Guida chiude a Port’Alba. Ma a Salerno resiste.

foto guida

 Qualcuno dirà: è colpa della tecnologia, di internet,  degli ebook, dei blog, di Facebook e Twitter. Si  cercheranno colpevoli e capri espiatori. La caccia è  sicuramente aperta. Ma nella vicenda che porterà alla  chiusura,  entro dicembre, della storica sede della  Libreria Guida   di Napoli, in via Port’Alba (che arriva  a stretto di giro di  posta da un’altra chiusura, quella di  via Merliani sempre  a Napoli, ndr), c’è dell’altro. Di  chiusure, riconversioni e  cessioni di librerie, negli  ultimi anni se ne sono viste  tante. Anche dei colossi  come Feltrinelli stanno  ricorrendo ai contratti di solidarietà per tentare di tenersi in galla in questo momento di difficile crisi economica. Ma qui, quello che preoccupa, non è solo la chiusura di un’attività ma il fatto di non poter più fruire di un luogo che è stato dichiarato “bene culturale dello Stato”.
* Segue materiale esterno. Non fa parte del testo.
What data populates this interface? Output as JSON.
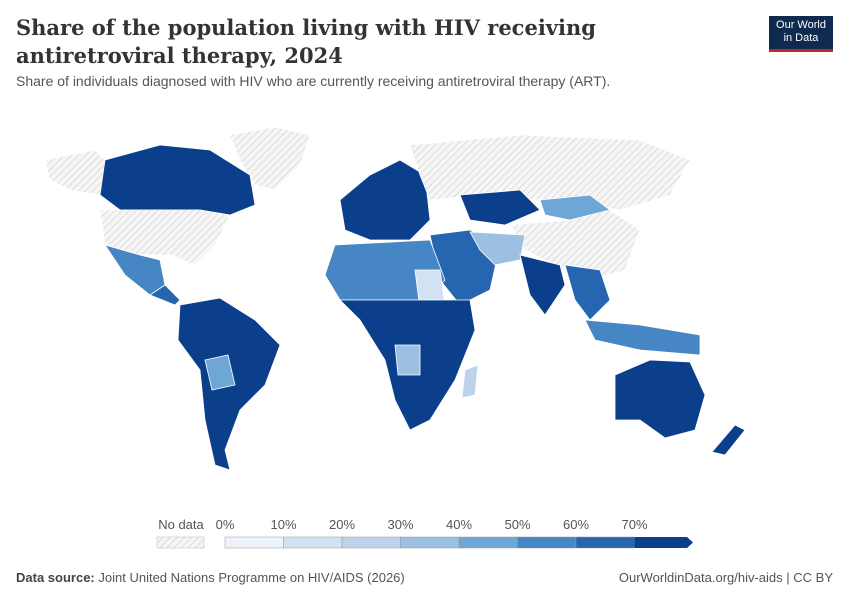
{
  "header": {
    "title": "Share of the population living with HIV receiving antiretroviral therapy, 2024",
    "subtitle": "Share of individuals diagnosed with HIV who are currently receiving antiretroviral therapy (ART).",
    "logo": [
      "Our World",
      "in Data"
    ]
  },
  "legend": {
    "no_data": "No data",
    "ticks": [
      "0%",
      "10%",
      "20%",
      "30%",
      "40%",
      "50%",
      "60%",
      "70%"
    ],
    "colors": [
      "#eef3fa",
      "#d3e2f2",
      "#bcd3ea",
      "#9cc0e2",
      "#6ea6d6",
      "#4686c5",
      "#2666b0",
      "#0b3f8c"
    ]
  },
  "footer": {
    "source_label": "Data source:",
    "source": "Joint United Nations Programme on HIV/AIDS (2026)",
    "link": "OurWorldinData.org/hiv-aids | CC BY"
  }
}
Dalla sua fondazione, novantacinque anni fa, la Guida Editore, fondata da Alfredo e continuata da figli e nipoti, è stato un vero e proprio punto di riferimento culturale per Napoli e – col tempo – per tutta la Campania, grazie alle sedi periferiche presenti in tutte le province campane. Non solo, quindi, un semplice negozio di libri, ma un “presidio di cultura”. Da Croce a Moravia, da Ungaretti a Eco, passando per Montanelli, Bocca, Kerouac e Ginsberg: chi non è passato nella “Saletta Rossa” di via Port’Alba. Un “bene culturale” a tutti gli effetti, insomma. Un pregio, un motivo di vanto. Ma, mai come in questo periodo, una difficoltà.
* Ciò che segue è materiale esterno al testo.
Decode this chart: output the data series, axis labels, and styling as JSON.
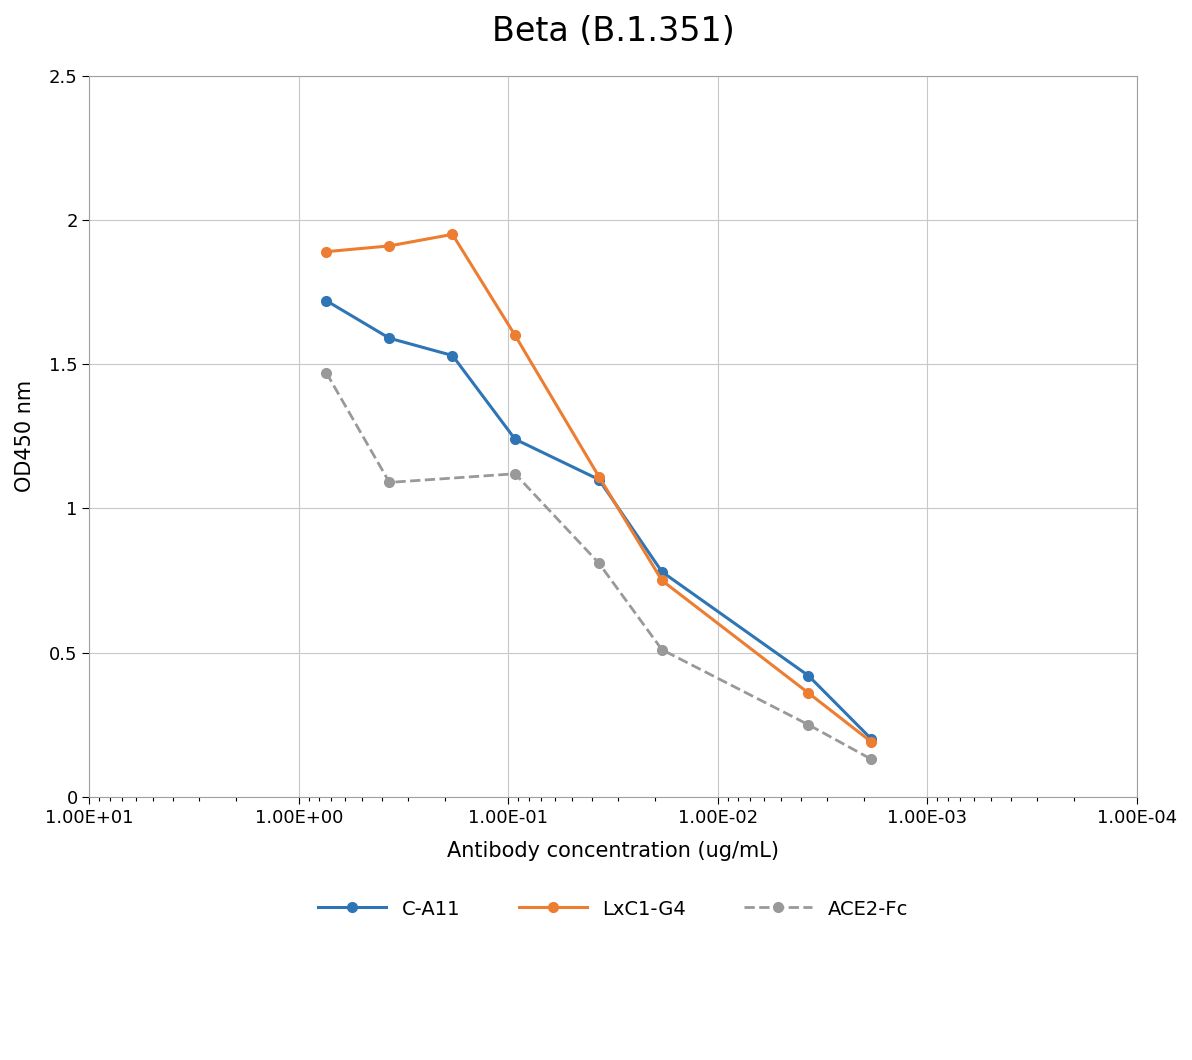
{
  "title": "Beta (B.1.351)",
  "xlabel": "Antibody concentration (ug/mL)",
  "ylabel": "OD450 nm",
  "ylim": [
    0,
    2.5
  ],
  "yticks": [
    0,
    0.5,
    1.0,
    1.5,
    2.0,
    2.5
  ],
  "xtick_vals": [
    10.0,
    1.0,
    0.1,
    0.01,
    0.001,
    0.0001
  ],
  "xtick_labels": [
    "1.00E+01",
    "1.00E+00",
    "1.00E-01",
    "1.00E-02",
    "1.00E-03",
    "1.00E-04"
  ],
  "xmin": 10.0,
  "xmax": 0.0001,
  "series": {
    "C-A11": {
      "x": [
        0.74,
        0.37,
        0.185,
        0.093,
        0.037,
        0.0185,
        0.0037,
        0.00185
      ],
      "y": [
        1.72,
        1.59,
        1.53,
        1.24,
        1.1,
        0.78,
        0.42,
        0.2
      ],
      "color": "#2E75B6",
      "linestyle": "-",
      "marker": "o",
      "linewidth": 2.2,
      "markersize": 7,
      "label": "C-A11"
    },
    "LxC1-G4": {
      "x": [
        0.74,
        0.37,
        0.185,
        0.093,
        0.037,
        0.0185,
        0.0037,
        0.00185
      ],
      "y": [
        1.89,
        1.91,
        1.95,
        1.6,
        1.11,
        0.75,
        0.36,
        0.19
      ],
      "color": "#ED7D31",
      "linestyle": "-",
      "marker": "o",
      "linewidth": 2.2,
      "markersize": 7,
      "label": "LxC1-G4"
    },
    "ACE2-Fc": {
      "x": [
        0.74,
        0.37,
        0.093,
        0.037,
        0.0185,
        0.0037,
        0.00185
      ],
      "y": [
        1.47,
        1.09,
        1.12,
        0.81,
        0.51,
        0.25,
        0.13
      ],
      "color": "#999999",
      "linestyle": "--",
      "marker": "o",
      "linewidth": 2.0,
      "markersize": 7,
      "label": "ACE2-Fc"
    }
  },
  "legend_order": [
    "C-A11",
    "LxC1-G4",
    "ACE2-Fc"
  ],
  "background_color": "#ffffff",
  "plot_bg_color": "#ffffff",
  "grid_color": "#C8C8C8",
  "spine_color": "#A0A0A0",
  "title_fontsize": 24,
  "axis_label_fontsize": 15,
  "tick_fontsize": 13,
  "legend_fontsize": 14
}
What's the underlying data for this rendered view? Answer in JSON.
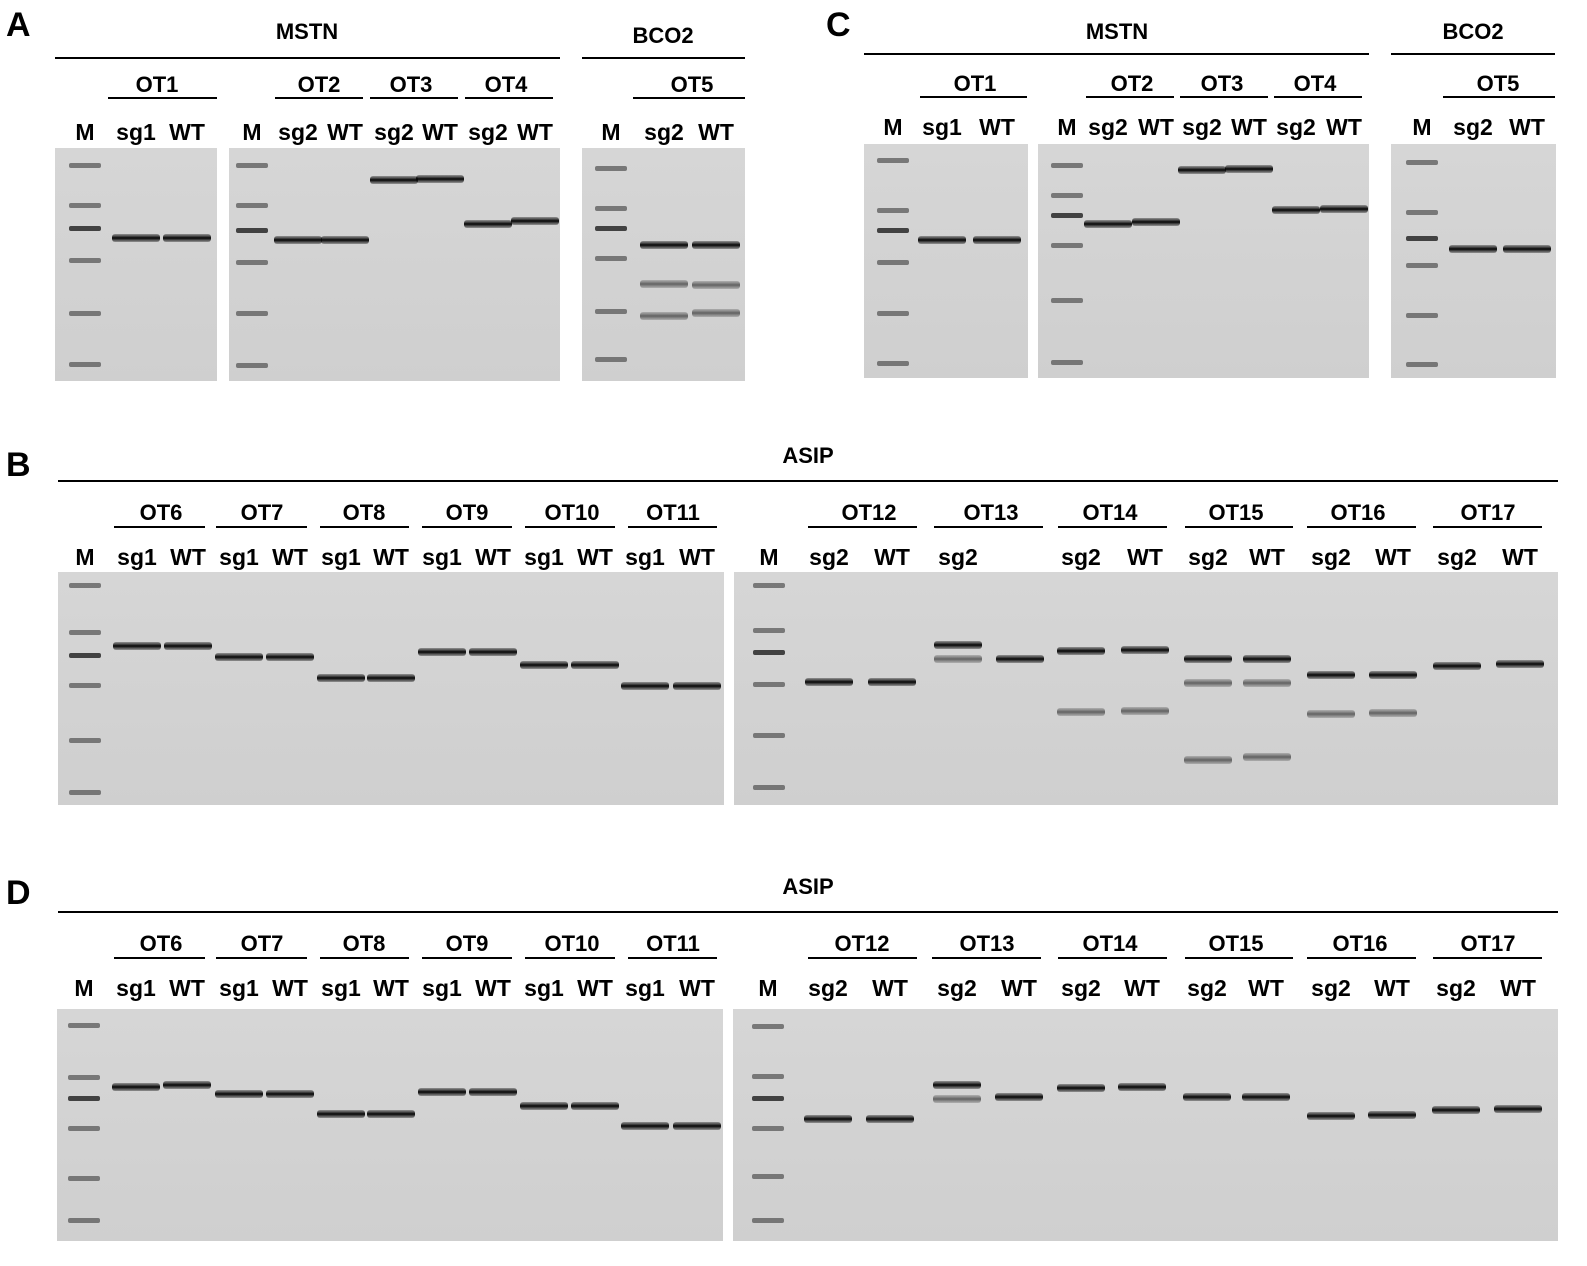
{
  "panels": [
    {
      "letter": "A",
      "gels": [
        {
          "lanes": [
            "M",
            "sg1",
            "WT"
          ],
          "ladder": [
            165,
            205,
            228,
            260,
            313,
            364
          ],
          "bands": [
            [],
            [
              238
            ],
            [
              238
            ]
          ]
        },
        {
          "lanes": [
            "M",
            "sg2",
            "WT",
            "sg2",
            "WT",
            "sg2",
            "WT"
          ],
          "ladder": [
            165,
            205,
            230,
            262,
            313,
            365
          ],
          "bands": [
            [],
            [
              240
            ],
            [
              240
            ],
            [
              180
            ],
            [
              179
            ],
            [
              224
            ],
            [
              221
            ]
          ]
        },
        {
          "lanes": [
            "M",
            "sg2",
            "WT"
          ],
          "ladder": [
            168,
            208,
            228,
            258,
            311,
            359
          ],
          "bands": [
            [],
            [
              245,
              284,
              316
            ],
            [
              245,
              285,
              313
            ]
          ]
        }
      ],
      "genes": [
        "MSTN",
        "BCO2"
      ],
      "targets": [
        "OT1",
        "OT2",
        "OT3",
        "OT4",
        "OT5"
      ]
    },
    {
      "letter": "C",
      "gels": [
        {
          "lanes": [
            "M",
            "sg1",
            "WT"
          ],
          "ladder": [
            160,
            210,
            230,
            262,
            313,
            363
          ],
          "bands": [
            [],
            [
              240
            ],
            [
              240
            ]
          ]
        },
        {
          "lanes": [
            "M",
            "sg2",
            "WT",
            "sg2",
            "WT",
            "sg2",
            "WT"
          ],
          "ladder": [
            165,
            195,
            215,
            245,
            300,
            362
          ],
          "bands": [
            [],
            [
              224
            ],
            [
              222
            ],
            [
              170
            ],
            [
              169
            ],
            [
              210
            ],
            [
              209
            ]
          ]
        },
        {
          "lanes": [
            "M",
            "sg2",
            "WT"
          ],
          "ladder": [
            162,
            212,
            238,
            265,
            315,
            364
          ],
          "bands": [
            [],
            [
              249
            ],
            [
              249
            ]
          ]
        }
      ],
      "genes": [
        "MSTN",
        "BCO2"
      ],
      "targets": [
        "OT1",
        "OT2",
        "OT3",
        "OT4",
        "OT5"
      ]
    },
    {
      "letter": "B",
      "gels": [
        {
          "lanes": [
            "M",
            "sg1",
            "WT",
            "sg1",
            "WT",
            "sg1",
            "WT",
            "sg1",
            "WT",
            "sg1",
            "WT",
            "sg1",
            "WT"
          ],
          "ladder": [
            585,
            632,
            655,
            685,
            740,
            792
          ],
          "bands": [
            [],
            [
              646
            ],
            [
              646
            ],
            [
              657
            ],
            [
              657
            ],
            [
              678
            ],
            [
              678
            ],
            [
              652
            ],
            [
              652
            ],
            [
              665
            ],
            [
              665
            ],
            [
              686
            ],
            [
              686
            ]
          ]
        },
        {
          "lanes": [
            "M",
            "sg2",
            "WT",
            "sg2",
            "",
            "sg2",
            "WT",
            "sg2",
            "WT",
            "sg2",
            "WT",
            "sg2",
            "WT"
          ],
          "ladder": [
            585,
            630,
            652,
            684,
            735,
            787
          ],
          "bands": [
            [],
            [
              682
            ],
            [
              682
            ],
            [
              645,
              659
            ],
            [
              659
            ],
            [
              651,
              712
            ],
            [
              650,
              711
            ],
            [
              659,
              683,
              760
            ],
            [
              659,
              683,
              757
            ],
            [
              675,
              714
            ],
            [
              675,
              713
            ],
            [
              666
            ],
            [
              664
            ]
          ]
        }
      ],
      "genes": [
        "ASIP"
      ],
      "targets": [
        "OT6",
        "OT7",
        "OT8",
        "OT9",
        "OT10",
        "OT11",
        "OT12",
        "OT13",
        "OT14",
        "OT15",
        "OT16",
        "OT17"
      ]
    },
    {
      "letter": "D",
      "gels": [
        {
          "lanes": [
            "M",
            "sg1",
            "WT",
            "sg1",
            "WT",
            "sg1",
            "WT",
            "sg1",
            "WT",
            "sg1",
            "WT",
            "sg1",
            "WT"
          ],
          "ladder": [
            1025,
            1077,
            1098,
            1128,
            1178,
            1220
          ],
          "bands": [
            [],
            [
              1087
            ],
            [
              1085
            ],
            [
              1094
            ],
            [
              1094
            ],
            [
              1114
            ],
            [
              1114
            ],
            [
              1092
            ],
            [
              1092
            ],
            [
              1106
            ],
            [
              1106
            ],
            [
              1126
            ],
            [
              1126
            ]
          ]
        },
        {
          "lanes": [
            "M",
            "sg2",
            "WT",
            "sg2",
            "WT",
            "sg2",
            "WT",
            "sg2",
            "WT",
            "sg2",
            "WT",
            "sg2",
            "WT"
          ],
          "ladder": [
            1026,
            1076,
            1098,
            1128,
            1176,
            1220
          ],
          "bands": [
            [],
            [
              1119
            ],
            [
              1119
            ],
            [
              1085,
              1099
            ],
            [
              1097
            ],
            [
              1088
            ],
            [
              1087
            ],
            [
              1097
            ],
            [
              1097
            ],
            [
              1116
            ],
            [
              1115
            ],
            [
              1110
            ],
            [
              1109
            ]
          ]
        }
      ],
      "genes": [
        "ASIP"
      ],
      "targets": [
        "OT6",
        "OT7",
        "OT8",
        "OT9",
        "OT10",
        "OT11",
        "OT12",
        "OT13",
        "OT14",
        "OT15",
        "OT16",
        "OT17"
      ]
    }
  ]
}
Come scrive Pietro Treccagnoli su “Il Mattino”, «Mario e Geppino (Guida, ndr) hanno anche scritto al presidente Giorgio Napolitano, chiedendo, come estrema ratio, di far togliere il vincolo per poter vendere a un prezzo che consentisse di ripianare il debito e andare avanti. L’ultima chance – ha spiegato Mario Guida –  è un intervento del ministro Massimo Bray». Con il nuovo marchio, “Librinonsolo di Guida” la libreria potrebbe aprire altrove. Ma non è la stessa cosa. Qualche settimana fa, per disfarsi dei libri (molti antichi, testi introvabili,da collezione) sono state inviate delle mail ai clienti più affezionati, offrendoli con il trenta per cento di sconto. «Ma – hanno detto i due editori – non abbiamo avuto risposte. La crisi non è solo dei librai e degli editori, ma pure dei lettori, con le tasche sempre più vuote».

In tutto questo, una buona notizia. Contattata dalla redazione di AlcolibriAnonimi, la “Librinonsolo” ci ha comunicato che «la sede di Salerno continuerà l’attività con la solita professionalità dei colleghi». Studenti e lettori possono star tranquilli: al corso Garibaldi, la libreria Guida è pronta ad accogliervi.